AWS Cloud Developer: Microservices Design Principles Flashcards
Benefits of Microservices
Scale
Lean applications that are able to tailor their logic and infrastructure to their specific business needs. More-easily architected for horizontally-scaling.
Development in Parallel
Teams can develop and deploy their own codebases.
Cost Effectiveness
Utilize resources only for what is necessary for the specific microservice.
Flexibility Choose technologies that make the most sense for the team and business.
When in doubt about which architecture to use, which one should you choose?
monolith
it is much easier to refactor a monolith than what it is to refactor microservices
Technical Properties of microservices
Communication
Services communicate through a network
REST is currently the most-commonly used network interface
Independently Deployed
Deployment to one service should not affect another
Fault tolerant
Diligence in writing code that can anticipate when another microservice isn’t working
Fault Tollerance
The ability to continue operating in the event of a failure
REST
Architectural style of communication across a network
Vertical Scaling
Scaling by increasing the capacity of existing machines
Horizontal Scaling
Scaling by adding more machines
Alternatives to REST
Publish-Subscribe Queues gRPC SOAP GraphQL
Steps in Refactoring a Monolith
- Map dependencies using a dependency graph
- Start with components that have the least dependencies or downstream effects
- Use the strangler patttern to migrate code
dependency Graph
A diagram that maps out the relationships between components to understand which parts of the system rely on the other
Module
Program that is logically grouped together to execute a specific functionality
Strangler Pattern
Strategy of refactoring code by incrementally replacing components of the codebase
Incrementally replace specific pieces of functionality with new applications and services.

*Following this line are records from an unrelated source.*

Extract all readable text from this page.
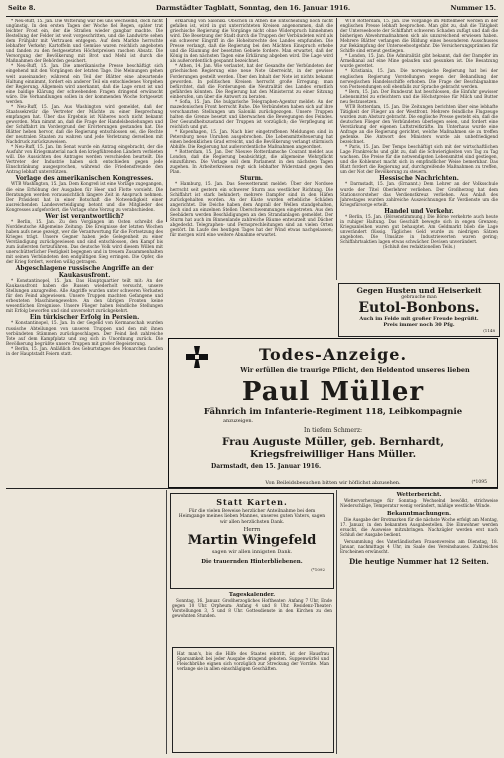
Seite 8.	Darmstädter Tagblatt, Sonntag, den 16. Januar 1916.	Nummer 15.

* Neu-Ruff, 15. Jan. Die Witterung war bei uns wechselnd, doch nicht ungünstig. In den ersten Tagen der Woche fiel Regen, später trat leichter Frost ein, der die Straßen wieder gangbar machte. Die Bestellung der Felder ist weit vorgeschritten, und die Landwirte sehen dem Frühjahr mit Vertrauen entgegen. Auf dem Markte herrschte lebhafter Verkehr; Kartoffeln und Gemüse waren reichlich angeboten und fanden zu den festgesetzten Höchstpreisen raschen Absatz. Die Versorgung der Bevölkerung mit Brot und Mehl ist durch die Maßnahmen der Behörden gesichert.

* Neu-Ruff, 15. Jan. Die amerikanische Presse beschäftigt sich eingehend mit den Vorgängen der letzten Tage. Die Meinungen gehen weit auseinander; während ein Teil der Blätter eine abwartende Haltung einnimmt, fordert ein anderer Teil ein entschiedenes Vorgehen der Regierung. Allgemein wird anerkannt, daß die Lage ernst ist und eine baldige Klärung der schwebenden Fragen dringend erwünscht wäre. Die Verhandlungen sollen in der kommenden Woche fortgesetzt werden.

* Neu-Ruff, 15. Jan. Aus Washington wird gemeldet, daß der Staatssekretär die Vertreter der Mächte zu einer Besprechung empfangen hat. Über das Ergebnis ist Näheres noch nicht bekannt geworden. Man nimmt an, daß die Frage der Handelsbeziehungen und der Schiffahrt im Vordergrund der Erörterungen gestanden hat. Die Blätter heben hervor, daß die Regierung entschlossen sei, die Rechte der neutralen Staaten zu wahren und jede Verletzung derselben mit Nachdruck zurückzuweisen.

* Neu-Ruff, 15. Jan. Im Senat wurde ein Antrag eingebracht, der die Ausfuhr von Kriegsmaterial nach den kriegführenden Ländern verbieten will. Die Aussichten des Antrages werden verschieden beurteilt. Die Vertreter der Industrie haben sich entschieden gegen jede Einschränkung ausgesprochen, während die Friedensfreunde den Antrag lebhaft unterstützen.

Vorlage des amerikanischen Kongresses.

WTB Washington, 15. Jan. Dem Kongreß ist eine Vorlage zugegangen, die eine Erhöhung der Ausgaben für Heer und Flotte vorsieht. Die Beratungen werden voraussichtlich längere Zeit in Anspruch nehmen. Der Präsident hat in einer Botschaft die Notwendigkeit einer ausreichenden Landesverteidigung betont und die Mitglieder des Kongresses aufgefordert, die Vorlage ohne Verzug zu verabschieden.

Wer ist verantwortlich?

* Berlin, 15. Jan. Zu den Vorgängen im Osten schreibt die Norddeutsche Allgemeine Zeitung: Die Ereignisse der letzten Wochen haben aufs neue gezeigt, wer die Verantwortung für die Fortsetzung des Krieges trägt. Unsere Gegner haben jede Gelegenheit zu einer Verständigung zurückgewiesen und sind entschlossen, den Kampf bis zum äußersten fortzuführen. Das deutsche Volk wird diesem Willen mit unerschütterlicher Festigkeit begegnen und in treuem Zusammenhalten mit seinen Verbündeten den endgültigen Sieg erringen. Die Opfer, die der Krieg fordert, werden willig getragen.

Abgeschlagene russische Angriffe an der Kaukasusfront.

* Konstantinopel, 15. Jan. Das Hauptquartier teilt mit: An der Kaukasusfront haben die Russen wiederholt versucht, unsere Stellungen anzugreifen. Alle Angriffe wurden unter schweren Verlusten für den Feind abgewiesen. Unsere Truppen machten Gefangene und erbeuteten Maschinengewehre. An den übrigen Fronten keine wesentlichen Ereignisse. Unsere Flieger haben feindliche Stellungen mit Erfolg beworfen und sind unversehrt zurückgekehrt.

Ein türkischer Erfolg in Persien.

* Konstantinopel, 15. Jan. In der Gegend von Kermanschah wurden russische Abteilungen von unseren Truppen und den mit ihnen verbündeten Stämmen zurückgeschlagen. Der Feind ließ zahlreiche Tote auf dem Kampfplatz und zog sich in Unordnung zurück. Die Bevölkerung begrüßte unsere Truppen mit großer Begeisterung.

* Berlin, 15. Jan. Anläßlich des Geburtstages des Monarchen fanden in der Hauptstadt Feiern statt.

erklärung von Saloniki. Obschon in Athen die Entscheidung noch nicht gefallen ist, wird in gut unterrichteten Kreisen angenommen, daß die griechische Regierung die Vorgänge nicht ohne Widerspruch hinnehmen wird. Die Besetzung der Stadt durch die Truppen der Verbündeten wird als ein schwerer Eingriff in die Hoheitsrechte des Landes empfunden. Die Presse verlangt, daß die Regierung bei den Mächten Einspruch erhebe und die Räumung der besetzten Gebiete fordere. Man erwartet, daß der König in den nächsten Tagen eine Erklärung abgeben wird. Die Lage wird als außerordentlich gespannt bezeichnet.

* Athen, 14. Jan. Wie verlautet, hat der Gesandte der Verbündeten der griechischen Regierung eine neue Note überreicht, in der gewisse Forderungen gestellt werden. Über den Inhalt der Note ist nichts bekannt geworden. In politischen Kreisen herrscht große Erregung; man befürchtet, daß die Forderungen die Neutralität des Landes ernstlich gefährden könnten. Die Regierung hat den Ministerrat zu einer Sitzung einberufen, um über die Antwort zu beraten.

* Sofia, 15. Jan. Die bulgarische Telegraphen-Agentur meldet: An der mazedonischen Front herrscht Ruhe. Die Verbündeten haben sich auf ihre verschanzten Stellungen um Saloniki zurückgezogen. Unsere Truppen halten die Grenze besetzt und überwachen die Bewegungen des Feindes. Der Gesundheitszustand der Truppen ist vorzüglich; die Verpflegung ist reichlich und gut.

* Kopenhagen, 15. Jan. Nach hier eingetroffenen Meldungen sind in Petersburg neue Unruhen ausgebrochen. Die Lebensmittelteuerung hat einen bedenklichen Grad erreicht, und die Bevölkerung verlangt stürmisch Abhilfe. Die Regierung hat außerordentliche Maßnahmen angeordnet.

* Rotterdam, 15. Jan. Der Nieuwe Rotterdamsche Courant meldet aus London, daß die Regierung beabsichtigt, die allgemeine Wehrpflicht einzuführen. Die Vorlage soll dem Parlament in den nächsten Tagen zugehen. In Arbeiterkreisen regt sich lebhafter Widerstand gegen den Plan.

Sturm.

* Hamburg, 15. Jan. Das Seewetteramt meldet: Über der Nordsee herrscht seit gestern ein schwerer Sturm aus westlicher Richtung. Die Schiffahrt ist stark behindert; mehrere Dampfer sind in den Häfen zurückgehalten worden. An der Küste wurden erhebliche Schäden angerichtet. Die Deiche haben dem Anprall der Wellen standgehalten, doch sind an einzelnen Stellen Überschwemmungen eingetreten. Aus den Seebädern werden Beschädigungen an den Strandanlagen gemeldet. Der Sturm hat auch im Binnenlande zahlreiche Bäume entwurzelt und Dächer abgedeckt. Telegraphen- und Fernsprechleitungen sind an vielen Orten gestört. Im Laufe des heutigen Tages hat der Wind etwas nachgelassen; für morgen wird eine weitere Abnahme erwartet.

WTB Rotterdam, 15. Jan. Die Vorgänge im Mittelmeer werden in der englischen Presse lebhaft besprochen. Man gibt zu, daß die Tätigkeit der Unterseeboote der Schiffahrt schweren Schaden zufügt und daß die bisherigen Abwehrmaßnahmen sich als unzureichend erwiesen haben. Mehrere Blätter verlangen die Bildung eines besonderen Ausschusses zur Bekämpfung der Unterseebootgefahr. Die Versicherungsprämien für Schiffe sind erneut gestiegen.

* London, 15. Jan. Die Admiralität gibt bekannt, daß der Dampfer im Ärmelkanal auf eine Mine gelaufen und gesunken ist. Die Besatzung wurde gerettet.

* Kristiania, 15. Jan. Die norwegische Regierung hat bei der englischen Regierung Vorstellungen wegen der Behandlung der norwegischen Handelsschiffe erhoben. Die Frage der Beschlagnahme von Postsendungen soll ebenfalls zur Sprache gebracht werden.

* Bern, 15. Jan. Der Bundesrat hat beschlossen, die Einfuhr gewisser Lebensmittel zu erleichtern und die Höchstpreise für Milch und Butter neu festzusetzen.

WTB Rotterdam, 15. Jan. Die Zeitungen berichten über eine lebhafte Tätigkeit der Flieger an der Westfront. Mehrere feindliche Flugzeuge wurden zum Absturz gebracht. Die englische Presse gesteht ein, daß die deutschen Flieger den Verbündeten überlegen seien, und fordert eine Verstärkung der eigenen Luftstreitkräfte. Im Unterhaus wurde eine Anfrage an die Regierung gerichtet, welche Maßnahmen sie zu treffen gedenke. Die Antwort des Ministers wurde als unbefriedigend bezeichnet.

* Paris, 15. Jan. Der Temps beschäftigt sich mit der wirtschaftlichen Lage Frankreichs und gibt zu, daß die Schwierigkeiten von Tag zu Tag wachsen. Die Preise für die notwendigsten Lebensmittel sind gestiegen, und die Kohlennot macht sich in empfindlicher Weise bemerkbar. Das Blatt fordert die Regierung auf, durchgreifende Maßnahmen zu treffen, um der Not der Bevölkerung zu steuern.

Hessische Nachrichten.

* Darmstadt, 15. Jan. (Ernannt.) Dem Lehrer an der Volksschule wurde der Titel Oberlehrer verliehen. Der Großherzog hat dem Stationsvorsteher das Verdienstkreuz verliehen. Aus Anlaß des Jahrestages wurden zahlreiche Auszeichnungen für Verdienste um die Kriegsfürsorge erteilt.

Handel und Verkehr.

* Berlin, 15. Jan. (Börsenstimmung.) Die Börse verkehrte auch heute in ruhiger Haltung. Das Geschäft bewegte sich in engen Grenzen; Kriegsanleihen waren gut behauptet. Am Geldmarkt blieb die Lage unverändert flüssig. Tägliches Geld wurde zu niedrigen Sätzen angeboten. Die Umsätze in Industriewerten waren gering; Schiffahrtsaktien lagen etwas schwächer. Devisen unverändert.

(Schluß des redaktionellen Teils.)

Gegen Husten und Heiserkeit
gebrauche man
Eutol-Bonbons.
Auch im Felde mit großer Freude begrüßt.
Preis immer noch 30 Pfg.
(1148
Todes-Anzeige.
Wir erfüllen die traurige Pflicht, den Heldentod unseres lieben
Paul Müller
Fähnrich im Infanterie-Regiment 118, Leibkompagnie
anzuzeigen.
In tiefem Schmerz:
Frau Auguste Müller, geb. Bernhardt,
Kriegsfreiwilliger Hans Müller.
Darmstadt, den 15. Januar 1916.
Von Beileidsbesuchen bitten wir höflichst abzusehen.	(*1095
Statt Karten.
Für die vielen Beweise herzlicher Anteilnahme bei dem Heimgange meines lieben Mannes, unseres guten Vaters, sagen wir allen herzlichsten Dank.
Herrn
Martin Wingefeld
sagen wir allen innigsten Dank.
(*1092
Die trauernden Hinterbliebenen.
Tageskalender.
Sonntag, 16. Januar. Großherzogliches Hoftheater: Anfang 7 Uhr, Ende gegen 10 Uhr. Orpheum: Anfang 4 und 8 Uhr. Residenz-Theater: Vorstellungen 3, 5 und 8 Uhr. Gottesdienste in den Kirchen zu den gewohnten Stunden.
Hat man's, bis die Hilfe des Staates eintritt, ist der Hausfrau Sparsamkeit bei jeder Ausgabe dringend geboten. Suppenwürfel und Fleischbrühe eignen sich vorzüglich zur Streckung der Vorräte. Man verlange sie in allen einschlägigen Geschäften.
Wetterbericht.
Wettervorhersage für Sonntag: Wechselnd bewölkt, strichweise Niederschläge, Temperatur wenig verändert, mäßige westliche Winde.
Bekanntmachungen.
Die Ausgabe der Brotmarken für die nächste Woche erfolgt am Montag, 17. Januar, in den bekannten Ausgabestellen. Die Einwohner werden ersucht, die Ausweise mitzubringen. Nachzügler werden erst nach Schluß der Ausgabe bedient.
Versammlung des Vaterländischen Frauenvereins am Dienstag, 18. Januar, nachmittags 4 Uhr, im Saale des Vereinshauses. Zahlreiches Erscheinen erwünscht.
Die heutige Nummer hat 12 Seiten.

Create a façade that intercepts requests going to the backend legacy system. The façade routes these requests either to the legacy application or the new services. Existing features can be migrated to the new system gradually, and consumers can continue using the same interface, unaware that any migration has taken place.
Technical Debt
The concept of choosing an easier implementation of software that will need to be reworked
2 important consideration before refactoring architecture
- Trade-offs: Cost, Time, Technical debt
2. Scope
Request/Response Model
In the request-response model, a client computer or software requests data or services, and a server computer or software responds to the request by providing the data or service.
Publish/Subscribe Model
a central source called a broker (also sometimes called a server) receives and distributes all data. Pub-sub clients can publish data to the broker or subscribe to get data from it—or both.
gRPC Model
In gRPC, a client application can directly call a method on a server application on a different machine as if it were a local object, making it easier for you to create distributed applications and services. As in many RPC systems, gRPC is based around the idea of defining a service, specifying the methods that can be called remotely with their parameters and return types.
SOAP (formerly an acronym for Simple Object Access Protocol)
As an example of what SOAP procedures can do, an application can send a SOAP request to a server that has web services enabled—such as a real-estate price database—with the parameters for a search. The server then returns a SOAP response (an XML-formatted document with the resulting data), e.g., prices, location, features. Since the generated data comes in a standardized machine-parsable format, the requesting application can then integrate it directly.
GraphQL Model
GraphQL is a query language for APIs and a runtime for fulfilling those queries with your existing data. GraphQL provides a complete and understandable description of the data in your API, gives clients the power to ask for exactly what they need and nothing more, makes it easier to evolve APIs over time, and enables powerful developer tools.
When not to use the Strangler pattern?
This pattern may not be suitable:
When requests to the back-end system cannot be intercepted.
For smaller systems where the complexity of wholesale replacement is low.